Yes, thought Zeitman. Yes indeed! So many surprises, in such short order…
Kristina went on, “There is no death on this world, of course. Well, anyway, plants die, animals die, but the Ree’hd and the Rundii and the Pianhmar… they don’t really die.
“Urak didn’t understand the mechanism, or the purpose. All natural Ree’hd are aware that they pass between the stages of physical evolution. They all know that their physical destiny is to become a Rundii. They have no individual memory of their lives as Pianhmar, but they all seem aware that the knowledge and skills of the Pianhmar exist with them. They will carry it all forward.”
&nb
sp; Zeitman exhaled slowly, trying to cope with the visual images he was putting up to help understand what Kristina was saying. How often they had talked about an after-life for the Ree’hd, and of reincarnation among the Ree’hd population. How near they had been, and yet how far.
“And when a Rundii dies?”
“The completed life process seems to end with the death of the Rundii form and the Ree’hdworlder then goes to a waiting-place.”
“Wooburren? It was spooky enough.”
“Yes. Urak sensed it. It truly frightened him to be there. Whether or not such prematurely formed Ree’hdworlders have missed their chance of participating in the final great rise to civilization I don’t know. I suspect the final manifestation of life on this world will be more metaphysical than physical.”
“How do you know all this?” asked Zeitman. “Urak?”
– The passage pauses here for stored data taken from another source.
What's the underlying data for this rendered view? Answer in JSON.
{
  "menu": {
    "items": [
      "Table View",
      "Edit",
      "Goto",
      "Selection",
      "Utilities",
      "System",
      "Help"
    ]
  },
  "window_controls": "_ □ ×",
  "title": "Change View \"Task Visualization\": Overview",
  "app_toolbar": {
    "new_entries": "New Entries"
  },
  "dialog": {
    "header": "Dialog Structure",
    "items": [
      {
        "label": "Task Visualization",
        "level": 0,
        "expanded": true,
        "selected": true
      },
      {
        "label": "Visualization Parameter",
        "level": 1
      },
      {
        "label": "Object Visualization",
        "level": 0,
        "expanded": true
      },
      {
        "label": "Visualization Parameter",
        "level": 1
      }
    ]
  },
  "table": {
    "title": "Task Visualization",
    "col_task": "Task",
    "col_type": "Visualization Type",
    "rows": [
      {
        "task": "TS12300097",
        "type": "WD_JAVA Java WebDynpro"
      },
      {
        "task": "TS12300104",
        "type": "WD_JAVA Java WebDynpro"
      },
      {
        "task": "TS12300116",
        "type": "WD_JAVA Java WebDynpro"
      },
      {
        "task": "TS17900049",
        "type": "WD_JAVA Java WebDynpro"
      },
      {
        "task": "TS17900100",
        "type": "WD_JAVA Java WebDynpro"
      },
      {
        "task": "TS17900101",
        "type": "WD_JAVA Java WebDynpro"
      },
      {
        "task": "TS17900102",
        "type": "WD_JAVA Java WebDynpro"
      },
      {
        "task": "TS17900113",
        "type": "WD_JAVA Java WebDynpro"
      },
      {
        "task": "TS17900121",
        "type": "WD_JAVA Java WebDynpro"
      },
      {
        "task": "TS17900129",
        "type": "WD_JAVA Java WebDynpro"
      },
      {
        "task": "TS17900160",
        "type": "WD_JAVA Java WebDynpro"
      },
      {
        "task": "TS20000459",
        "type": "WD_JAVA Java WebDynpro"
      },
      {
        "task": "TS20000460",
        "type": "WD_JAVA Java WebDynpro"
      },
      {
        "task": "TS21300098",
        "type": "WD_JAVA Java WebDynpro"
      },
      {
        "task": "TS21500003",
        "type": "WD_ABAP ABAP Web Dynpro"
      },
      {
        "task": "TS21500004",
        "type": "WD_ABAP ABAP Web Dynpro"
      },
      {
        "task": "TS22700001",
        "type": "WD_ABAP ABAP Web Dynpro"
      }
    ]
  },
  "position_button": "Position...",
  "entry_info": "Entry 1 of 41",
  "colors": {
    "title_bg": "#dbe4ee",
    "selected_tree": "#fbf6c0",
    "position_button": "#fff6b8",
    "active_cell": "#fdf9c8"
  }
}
“I saw the pattern shortly after he left. He spoke to me of the function of the Ree’hd, and I realized that each race had a different purpose. Maguire filled in the gaps later.”
Zeitman saw the pattern too. It was so alien it frightened him. Not bizarre, just—unhuman. The Pianhmar became masters of technology, and then, in the space of a few centuries, they devolved, and the world became the Ree’hd’s, and they became… what? Close to nature? Kristina explained it to him as far as she herself understood it: the search for true empathy with other individuals, and how the seemingly obvious truth that love can transcend species, being important only between self-aware creatures of any shape or form, how that might have been one of the “deep” understandings that the Ree’hd searched for. She had realized the same as part of her own development and had scared Urak when she explained it to him because Urak recognized that he was becoming ahead of his time.
“So what is the Rundii function?”
Kristina shrugged. “It could be anything. Who can tell? It’s still the day of the Ree’hd, and the Rundii have thousands of years of primitivism to live through before the scene is theirs.”